On Wednesday, 6 August 2025 at 20:08:04 UTC, Marc wrote:
>On Wednesday, 6 August 2025 at 19:15:51 UTC, monkyyy wrote:
>On Wednesday, 6 August 2025 at 17:54:27 UTC, Marc wrote:
>the gc is putitng me off as well
gc only runs when you allocate; use the same big arrays c++ would use and youll be fine
Can I allocate and deallocate without triggering the gc? I don’t know how mir uses the gc in the low level but I’m interested in having reference counter pointers, they are essentials for some operations on tensors without copying the data every time.

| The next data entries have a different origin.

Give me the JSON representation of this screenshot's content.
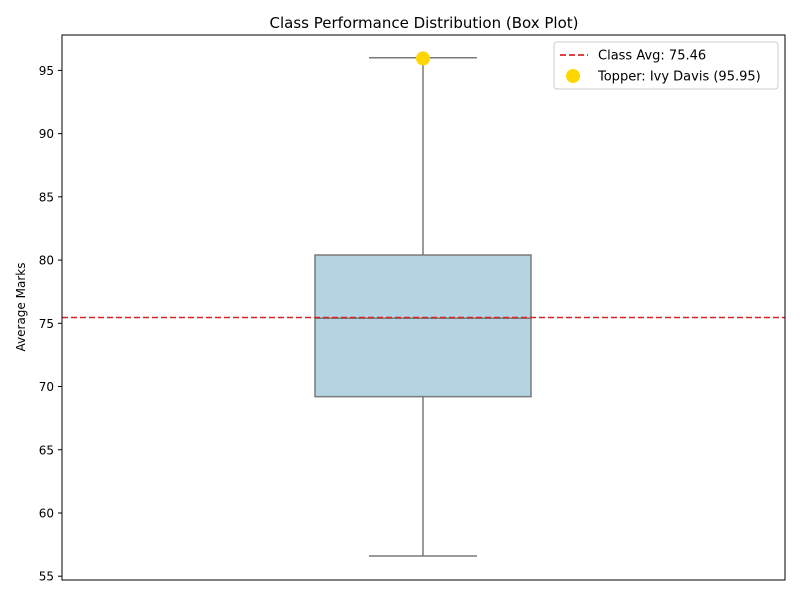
{
  "chart_data": {
    "type": "box",
    "title": "Class Performance Distribution (Box Plot)",
    "xlabel": "",
    "ylabel": "Average Marks",
    "ylim": [
      54.7,
      97.8
    ],
    "yticks": [
      55,
      60,
      65,
      70,
      75,
      80,
      85,
      90,
      95
    ],
    "grid": false,
    "legend_position": "top-right",
    "box": {
      "min": 56.6,
      "q1": 69.2,
      "median": 75.4,
      "q3": 80.4,
      "max": 96.0,
      "fill_color": "#b3d4e0",
      "line_color": "#7a7a7a"
    },
    "average_line": {
      "value": 75.46,
      "label": "Class Avg: 75.46",
      "color": "#d62728"
    },
    "topper": {
      "value": 95.95,
      "label": "Topper: Ivy Davis (95.95)",
      "color": "#ffd700"
    }
  }
}
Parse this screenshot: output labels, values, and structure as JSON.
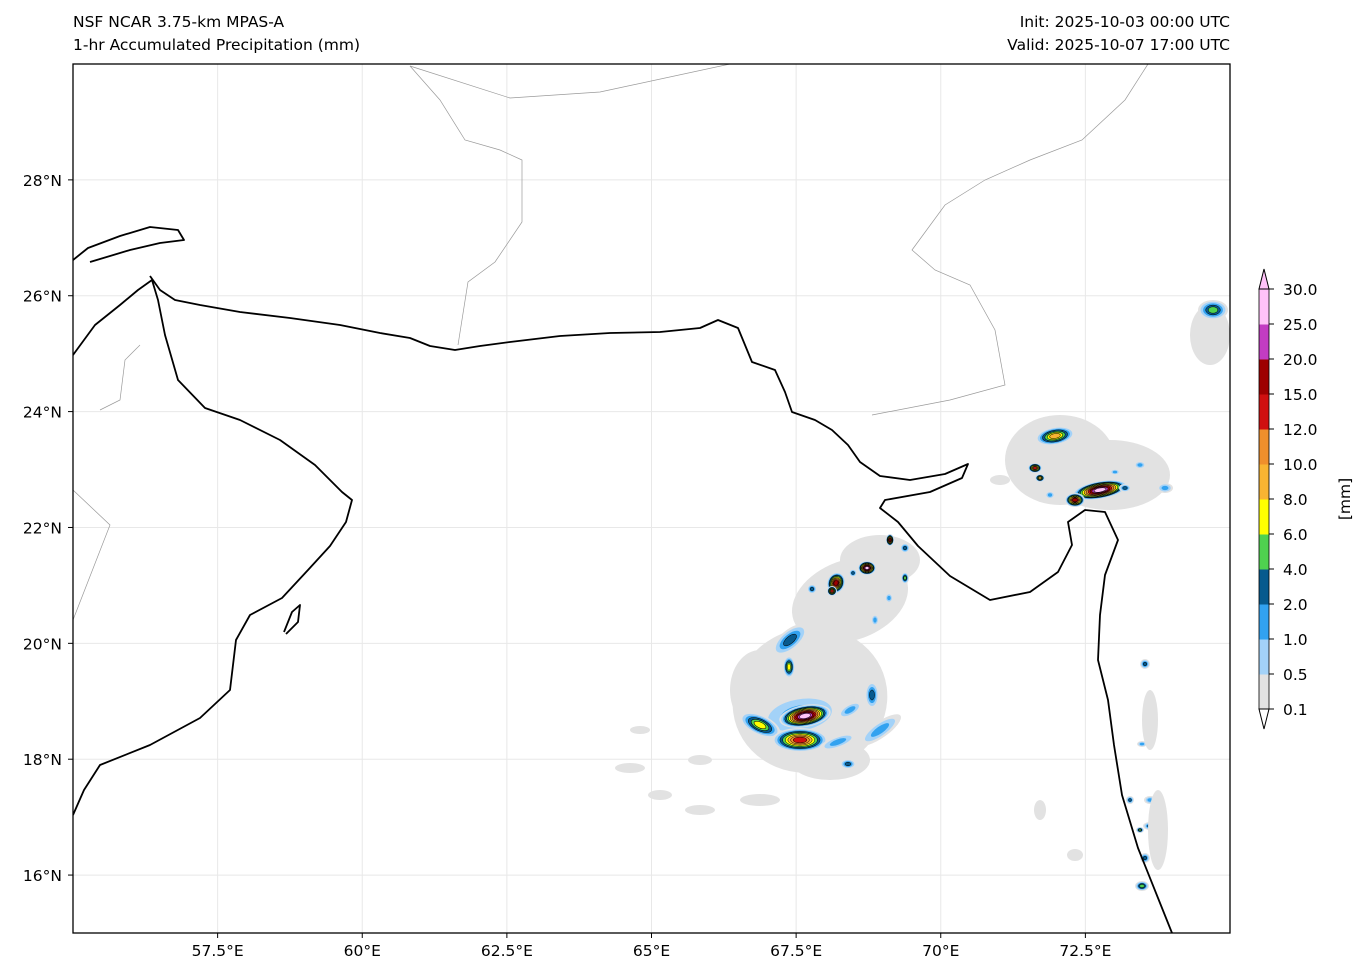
{
  "header": {
    "model": "NSF NCAR 3.75-km MPAS-A",
    "field": "1-hr Accumulated Precipitation (mm)",
    "init": "Init: 2025-10-03 00:00 UTC",
    "valid": "Valid: 2025-10-07 17:00 UTC"
  },
  "map": {
    "extent": {
      "lon": [
        55.0,
        75.0
      ],
      "lat": [
        15.0,
        30.0
      ]
    },
    "lon_ticks": [
      {
        "value": 57.5,
        "label": "57.5°E"
      },
      {
        "value": 60,
        "label": "60°E"
      },
      {
        "value": 62.5,
        "label": "62.5°E"
      },
      {
        "value": 65,
        "label": "65°E"
      },
      {
        "value": 67.5,
        "label": "67.5°E"
      },
      {
        "value": 70,
        "label": "70°E"
      },
      {
        "value": 72.5,
        "label": "72.5°E"
      }
    ],
    "lat_ticks": [
      {
        "value": 28,
        "label": "28°N"
      },
      {
        "value": 26,
        "label": "26°N"
      },
      {
        "value": 24,
        "label": "24°N"
      },
      {
        "value": 22,
        "label": "22°N"
      },
      {
        "value": 20,
        "label": "20°N"
      },
      {
        "value": 18,
        "label": "18°N"
      },
      {
        "value": 16,
        "label": "16°N"
      }
    ]
  },
  "colorbar": {
    "unit": "[mm]",
    "levels": [
      "0.1",
      "0.5",
      "1.0",
      "2.0",
      "4.0",
      "6.0",
      "8.0",
      "10.0",
      "12.0",
      "15.0",
      "20.0",
      "25.0",
      "30.0"
    ],
    "colors": [
      "#e2e2e2",
      "#a3d2f8",
      "#32a2f0",
      "#075a8e",
      "#4fd24f",
      "#ffff00",
      "#f8b432",
      "#ef8f2c",
      "#d01010",
      "#9e0000",
      "#c23cc2",
      "#ffc2f8"
    ]
  }
}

You can straight up disable it, by compiler flag or at runtime
but more realistically just put stuff on the stack or global scope 99% of the time, or if you must do something dynamic make sure its allot all at once.
Dont know anything about mir, but I see no reason to think they would be unable to be used reasonably; it isnt some functional languge with gc's enable linked lists everywhere, you dont have to linked list of bools and have your 1 bit be stored by 180ish bits and be a cache miss every iteration like a slow language. You can put arrays on the stack, you can call malloc, you can cast void*'s.
Its a O(c) overhead to have a gc you dont misuse, it will make the exe bigger then it should be from the run time.